Filipinos awaiting Pope Francis in UAE
Ambassador Princesa is at a loss for words to explain the excitement and anticipation of her fellow countrymen as they are aware the Pope’s visit is “a once in a lifetime occasion.”
“It’s also a validation of the country as a place of tolerance,” she says.
She explains that while the government proclaimed 2018 as “The Year of Zayed” marking the 100th anniversary from the birth of the Founding Father of the Nation, Sheikh Zayed bin Sultan Al Nahyan, this year has been declared “The Year of Tolerance”, and it’s within this context that the papal visit takes place.
“This visit is epochal, the first ever visit of a Pope (to the Arabian Peninsula) and it comes at a moment when the world needs to see different faiths believing in the communality of our humanity – of human dignity. That’s what this visit personifies,” she says.

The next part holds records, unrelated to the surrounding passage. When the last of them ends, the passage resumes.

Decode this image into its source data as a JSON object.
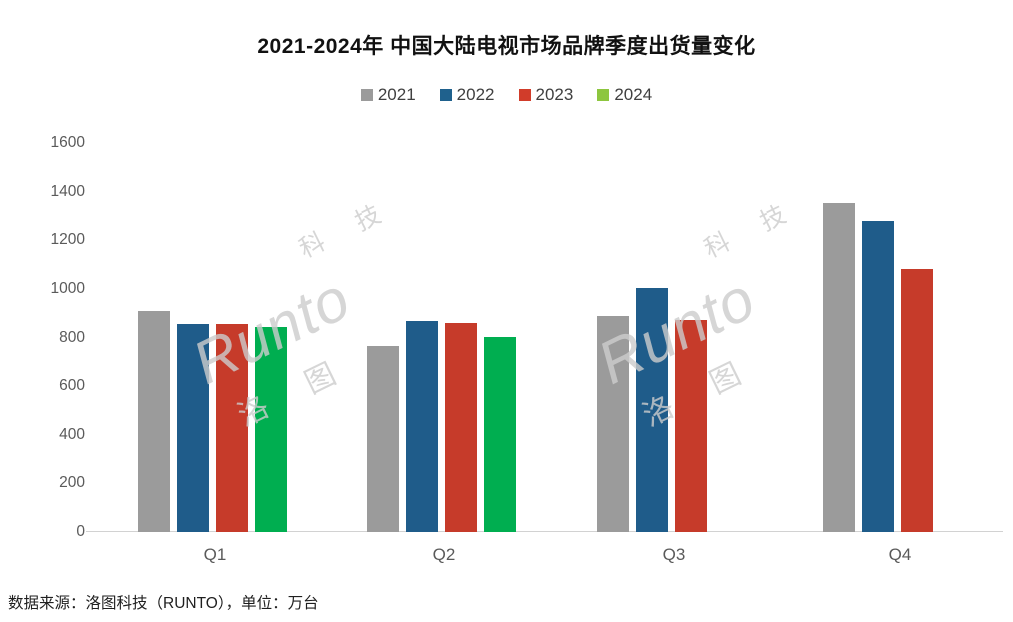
{
  "title": "2021-2024年 中国大陆电视市场品牌季度出货量变化",
  "source_note": "数据来源：洛图科技（RUNTO），单位：万台",
  "watermark": {
    "brand": "Runto",
    "cn_left": "洛 图",
    "cn_right": "科 技"
  },
  "colors": {
    "series_2021": "#9B9B9B",
    "series_2022": "#1F5C8A",
    "series_2023": "#C63B2A",
    "series_2024_bar": "#00AE50",
    "series_2024_swatch": "#8DC63F",
    "axis_text": "#5a5a5a",
    "axis_line": "#d2d2d2",
    "watermark_gray": "#cdcdcd"
  },
  "chart_data": {
    "type": "bar",
    "title": "2021-2024年 中国大陆电视市场品牌季度出货量变化",
    "unit": "万台",
    "categories": [
      "Q1",
      "Q2",
      "Q3",
      "Q4"
    ],
    "series": [
      {
        "name": "2021",
        "color": "#9B9B9B",
        "swatch": "#9B9B9B",
        "values": [
          910,
          765,
          889,
          1355
        ]
      },
      {
        "name": "2022",
        "color": "#1F5C8A",
        "swatch": "#1F618D",
        "values": [
          857,
          866,
          1002,
          1279
        ]
      },
      {
        "name": "2023",
        "color": "#C63B2A",
        "swatch": "#D13C2A",
        "values": [
          855,
          861,
          872,
          1081
        ]
      },
      {
        "name": "2024",
        "color": "#00AE50",
        "swatch": "#8DC63F",
        "values": [
          844,
          802,
          null,
          null
        ]
      }
    ],
    "y_ticks": [
      0,
      200,
      400,
      600,
      800,
      1000,
      1200,
      1400,
      1600
    ],
    "ylim": [
      0,
      1600
    ],
    "xlabel": "",
    "ylabel": "",
    "grid": false,
    "legend_position": "top"
  }
}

The Ambassador says the visit is also “a validation of the UAE as a country that welcomes all beliefs” and says that the magnificent Sheikh Zayed Grand Mosque, where Pope Francis will meet the Muslim Council of Elders “is not just a place of worship: it’s a place of culture and of friendship”.
She points out that the nation even has a Minister of Tolerance in an institutional role.
Role of OFWs
Ambassador Princesa speaks also about the hugely significant role Overseas Filipino Workers (OFWs) play in the economy of their country.
“We supposedly contribute 10% of the country’s GDP,” she says, pointing out that the contribution of OFWs in the UAE is third in line after those working in the US and in Saudi Arabia.
She highlights the social cost of migration, especially for women, explaining that so many Filipino women travel abroad to offer their services in the domestic sector.
We are considered “the top of the line in tender-loving care… we are like ‘5 star’ and they want us”.
However she says that, protecting the rights of workers, the ILO Domestic Workers Convention (no. 189) has been approved by the UAE’s cabinet and awaits approval and ratification by the Federal National Council and the President of the UAE.
“The Filipinos are doing a lot; but there are a lot of them and they must like it there, otherwise they wouldn’t be in the UAE,” she says.
What she respects most, she says, is that in the UAE there is the recognition of the role of religion in the life of migrants.
Significance of Papal visit
Ambassador Princesa describes this visit by Pope Francis as “super meaningful”. She quotes an Arabic saying that emphasizes we are all brothers and sisters, a concept that resounds in Pope Francis’ message as he travels to the Arabian Peninsula.
We pray and hope this visit, she concludes, “will set the parameters and be the guide for more inter-faith dialogue”.